VORSITZENDER: Sie brauchen den Rest nicht zu lesen. Ist dieses Dokument datiert?
OBERJUSTIZRAT SMIRNOW: Nein, Herr Vorsitzender, auf diesem Dokument befindet sich kein Datum. Jedoch ist auf einem anderen Dokument, das mir sehr wichtig erscheint, das Datum verzeichnet. Darf ich dieses Dokument verlesen?
VORSITZENDER: Was Sie jetzt sagten, ist nicht durchgekommen.

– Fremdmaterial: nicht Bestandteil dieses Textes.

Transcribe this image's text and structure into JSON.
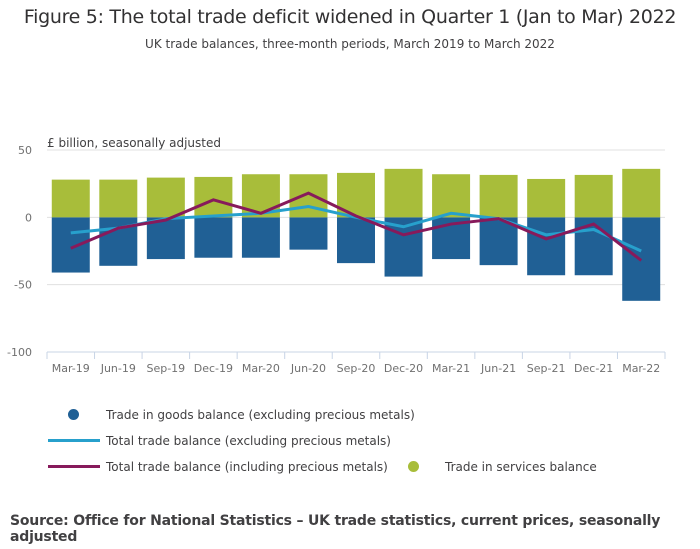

OBERJUSTIZRAT SMIRNOW: Herr Vorsitzender! Ich habe geantwortet, daß sich auf dem soeben verlesenen, an Dr. Best gerichteten Dokument kein Datum befindet. Das nächste Dokument ist jedoch datiert. Dieses erscheint mir äußerst wichtig, und ich bitte den Gerichtshof um Erlaubnis, es vorzulesen. Es ist ein kurzes Dokument, von Schellenberg unterschrieben.

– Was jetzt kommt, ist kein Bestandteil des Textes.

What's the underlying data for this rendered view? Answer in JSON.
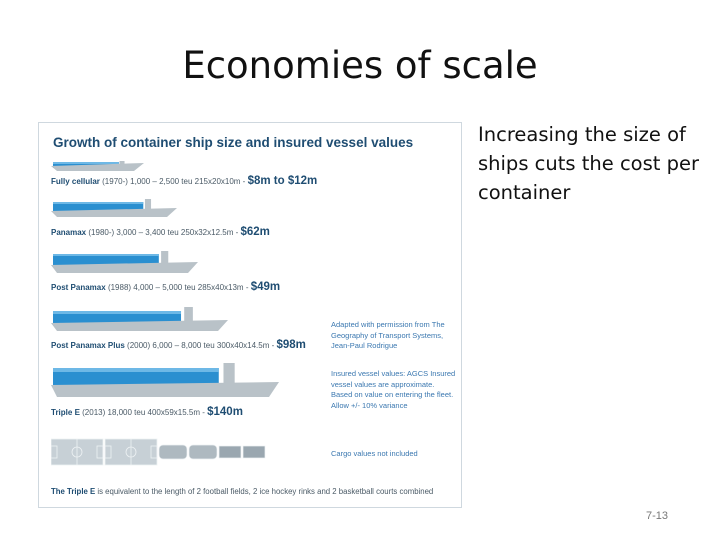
{
  "slide": {
    "title": "Economies of scale",
    "bullet": "Increasing the size of ships cuts the cost per container",
    "page_number": "7-13"
  },
  "figure": {
    "title": "Growth of container ship size and insured vessel values",
    "ships": [
      {
        "name": "Fully cellular",
        "details": "(1970-) 1,000 – 2,500 teu 215x20x10m -",
        "value": "$8m to $12m",
        "length_ratio": 0.33
      },
      {
        "name": "Panamax",
        "details": "(1980-) 3,000 – 3,400 teu 250x32x12.5m -",
        "value": "$62m",
        "length_ratio": 0.45
      },
      {
        "name": "Post Panamax",
        "details": "(1988) 4,000 – 5,000 teu 285x40x13m -",
        "value": "$49m",
        "length_ratio": 0.53
      },
      {
        "name": "Post Panamax Plus",
        "details": "(2000) 6,000 – 8,000 teu 300x40x14.5m -",
        "value": "$98m",
        "length_ratio": 0.64
      },
      {
        "name": "Triple E",
        "details": "(2013) 18,000 teu 400x59x15.5m -",
        "value": "$140m",
        "length_ratio": 0.83
      }
    ],
    "credit": "Adapted with permission from The Geography of Transport Systems, Jean-Paul Rodrigue",
    "insured_note": "Insured vessel values: AGCS Insured vessel values are approximate. Based on value on entering the fleet. Allow +/- 10% variance",
    "cargo_note": "Cargo values not included",
    "footer_name": "The Triple E",
    "footer_text": "is equivalent to the length of 2 football fields, 2 ice hockey rinks and 2 basketball courts combined",
    "colors": {
      "ship": "#2a8fd0",
      "deck": "#6db8e6",
      "hull_grey": "#b9c2c8",
      "title": "#1f4d72",
      "note": "#3b78b0"
    }
  }
}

»Berlin, den 13. September 1938. Stabskanzlei I/113. An den Amtschef III, SS-Oberführer Jost oder Vertreter im Amt. Betrifft: ›Aufstellung von Einsatzkommandos‹.« Ich lasse den folgenden Satz aus. Der Text lautet: »Im Nachgang zu obigem Vorgang wird anliegend eine Photokopie über die Aufstellung der Einsatzkommandos übersandt. Die Aufstellung ist von C. in der vorliegenden Form angeordnet. Der Leiter der Zentralabteilung I 1. a. B.: Schellenberg, SS-Hauptsturmführer.«
Herr Vorsitzender, ich bitte Sie, Ihre Aufmerksamkeit dem anliegenden Organisationsplan zu schenken, der schon damals die Organisation der Einsatzkommandos richtig wiedergab. Hier werden Einsatzkommandos, der Einsatzstab K, der Einsatzstab L und 11 Einsatzkommandos unter den leitenden Referenten des Einsatzstabes K genannt. In der zweiten Spalte oben können Sie den Namen des schon damals leitenden Fachmannes für Gaswagen, Rauff, finden, an den später alle Berichte über die Tätigkeit der hier bereits behandelten Gaswagen gerichtet wurden.
VORSITZENDER: Ich finde es auf dem Plan nicht.
ODERJUSTIZRAT SMIRNOW: Es ist die zweite Spalte. Rauff, Herr Vorsitzender.
VORSITZENDER: Sagen Sie mir genau an welcher Stelle. Können Sie uns nicht genau angeben, wo es ist?
OBERJUSTIZRAT SMIRNOW: Gewiß, Herr Vorsitzender, hier.